Les aéroports sont à l'abandon par manque de financement, notre seul moyen de transport pour rejoindre la côte reste le taxi brousse.

Et comme on dit là-bas, le taxi brousse "ça part quand ça veut et ça arrive quand ça peut".
La notion du temps n'existe pas, et le "Mora Mora" est relativement déroutant pour l’occidental habitué à la vitesse et à la précipitation

Notre rendez-vous prévu à dix heures, partira sur les coups de seize heures et les neuf places de départ finissent par accueillir une vingtaine d'individus sans compter les poules ou les oies qui sortent leurs têtes des sacs à main.

L'entassement des bagages sur le toit continue son accumulation, on a quelques appréhensions quant à la pauvre ficelle qui maintient notre "board bag" saucissonné dans le vide avec les patates et d'autres poules.
Nos jambes d'occidentaux ont du mal à s'encastrer dans l'espace restreint prévu pour les petites "guibolles" Malgaches et c
'est parti pour vingt-quatre heures de taxi brousse.

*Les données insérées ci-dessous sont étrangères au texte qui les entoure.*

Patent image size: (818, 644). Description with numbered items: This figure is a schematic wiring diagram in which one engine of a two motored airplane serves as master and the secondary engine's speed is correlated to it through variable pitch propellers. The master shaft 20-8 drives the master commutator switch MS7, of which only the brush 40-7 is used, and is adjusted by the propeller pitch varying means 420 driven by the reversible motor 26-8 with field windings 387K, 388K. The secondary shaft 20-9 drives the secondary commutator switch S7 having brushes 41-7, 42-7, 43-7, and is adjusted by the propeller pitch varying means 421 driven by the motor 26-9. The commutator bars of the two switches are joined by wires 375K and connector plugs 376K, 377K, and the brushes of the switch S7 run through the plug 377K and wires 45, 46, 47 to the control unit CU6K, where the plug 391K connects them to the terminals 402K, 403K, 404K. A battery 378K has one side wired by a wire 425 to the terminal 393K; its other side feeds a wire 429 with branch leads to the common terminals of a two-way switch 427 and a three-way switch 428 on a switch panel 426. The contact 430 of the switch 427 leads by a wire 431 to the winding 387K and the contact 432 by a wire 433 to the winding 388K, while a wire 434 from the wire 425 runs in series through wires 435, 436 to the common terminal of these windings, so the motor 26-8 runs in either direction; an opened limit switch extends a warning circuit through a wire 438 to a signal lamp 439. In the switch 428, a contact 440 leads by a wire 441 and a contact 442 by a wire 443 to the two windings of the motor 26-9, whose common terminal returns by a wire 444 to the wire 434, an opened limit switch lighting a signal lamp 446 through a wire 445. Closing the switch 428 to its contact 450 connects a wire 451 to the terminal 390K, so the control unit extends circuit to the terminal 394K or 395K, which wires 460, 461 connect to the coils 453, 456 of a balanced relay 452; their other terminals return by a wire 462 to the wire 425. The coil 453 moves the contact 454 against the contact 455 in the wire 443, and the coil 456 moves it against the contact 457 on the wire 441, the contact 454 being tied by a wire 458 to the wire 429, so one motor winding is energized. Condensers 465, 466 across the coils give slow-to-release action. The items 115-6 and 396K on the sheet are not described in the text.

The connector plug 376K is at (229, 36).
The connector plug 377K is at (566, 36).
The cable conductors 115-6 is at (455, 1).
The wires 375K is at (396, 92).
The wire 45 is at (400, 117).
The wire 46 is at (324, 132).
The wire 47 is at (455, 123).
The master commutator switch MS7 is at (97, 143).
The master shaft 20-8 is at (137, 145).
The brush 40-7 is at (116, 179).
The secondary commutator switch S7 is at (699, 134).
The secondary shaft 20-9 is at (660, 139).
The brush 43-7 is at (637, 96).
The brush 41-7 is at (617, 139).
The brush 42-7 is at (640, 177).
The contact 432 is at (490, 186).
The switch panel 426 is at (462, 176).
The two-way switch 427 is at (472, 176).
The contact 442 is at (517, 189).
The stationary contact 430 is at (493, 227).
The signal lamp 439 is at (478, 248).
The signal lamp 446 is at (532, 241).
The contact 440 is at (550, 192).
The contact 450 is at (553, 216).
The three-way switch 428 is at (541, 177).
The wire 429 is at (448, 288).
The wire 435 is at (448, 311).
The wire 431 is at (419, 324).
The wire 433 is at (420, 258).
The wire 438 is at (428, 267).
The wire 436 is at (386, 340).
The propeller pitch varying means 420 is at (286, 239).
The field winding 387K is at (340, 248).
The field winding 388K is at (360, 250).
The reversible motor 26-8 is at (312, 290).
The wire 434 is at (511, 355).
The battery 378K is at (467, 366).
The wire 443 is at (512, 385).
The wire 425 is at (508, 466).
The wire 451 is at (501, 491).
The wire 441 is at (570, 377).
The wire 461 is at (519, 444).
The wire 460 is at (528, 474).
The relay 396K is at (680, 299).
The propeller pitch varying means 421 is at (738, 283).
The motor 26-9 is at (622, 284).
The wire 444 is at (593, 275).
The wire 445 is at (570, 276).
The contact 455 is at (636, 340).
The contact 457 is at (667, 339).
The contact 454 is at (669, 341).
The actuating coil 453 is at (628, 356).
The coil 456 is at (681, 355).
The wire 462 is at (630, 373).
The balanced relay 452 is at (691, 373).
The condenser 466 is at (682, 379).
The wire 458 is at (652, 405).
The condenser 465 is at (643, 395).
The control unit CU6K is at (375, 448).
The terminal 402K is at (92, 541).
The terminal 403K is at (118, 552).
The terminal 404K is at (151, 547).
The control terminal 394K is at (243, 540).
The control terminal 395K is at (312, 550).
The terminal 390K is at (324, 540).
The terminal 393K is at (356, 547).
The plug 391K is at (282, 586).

le chauffeur sort son CD kitch de vieilles musiques françaises tandis que notre taxi rebondit sur la route en terre, en piteuse état. "

 


 

 De Tuléar, on décide de partir pour Vohipenho, une longue route nous attend jusqu'à l'orphelinat du père de David, mais au moins il y a un hôpital qui peut peut-être faire quelque chose pour nos oreilles.
On coupe le trajet en deux jours, histoire d'encaisser correctement l'épreuve du taxi brousse avec douze heures et 517 kilomètres jusqu'à Fianarantsoa, et 293 kilomètres en huit heures pour le lendemain.
Le taxi se charge à son maximum pour accomplir ses diverses missions de transport entre les passagers, les colis et le bétail.

On arrive sur les coups de dix-sept heures dans la brousse de Vohipeno.

 L'édifice qu'a construit Heinz, le père de David, touche à sa fin.

Heinz Grob est un homme intelligent que l'on pourrait même qualifier de génie.
C'est un être à la fois fascinant, mais qui est toujours en décalage avec les autres car il a "trois temps d'avance".

 

Heizh est suisse. 

Il est à l'image de son métier ou plutôt des métaux avec lesquels il a pu travailler.

 

 

 

 

C'est une personne dure qui ne plie pas et qui ne peut avoir confiance dans les gens que s'ils ne brisent pas.

Il a été ingénieur en fonderie, à créer des alliages métalliques, à déposer quelques brevets et a monté son propre bureau d'étude pour du matériel de fonderie : purification d'air, four, grenailleuse, automatisation, montage clé en main ... 

 

Il a installé des fonderies dans de nombreux pays en voie d'industrialisation, à l'ouverture de leurs frontières.
Sur son temps libre, il a traversé le Sahara de l'Algérie au Soudan, sans assistance, avec une jeep de l'armée allemande et sa boussole.

Il a traversé l'Atlantique à la voile, car c'est aussi un grand navigateur et un fin pêcheur.
Heizh a désormais, 59 ans. Et son dernier gros challenge est la construction de cet orphelinat.

Le puits permet d'alimenter trois citernes d'eau, car l'eau potable y était inexistante.
Ils ont un groupe électrogène, des panneaux solaires, et deux éoliennes.

La rizière, en contrebas, ainsi que le potager et les volailles permettront au fil du temps une autonomie quasi totale.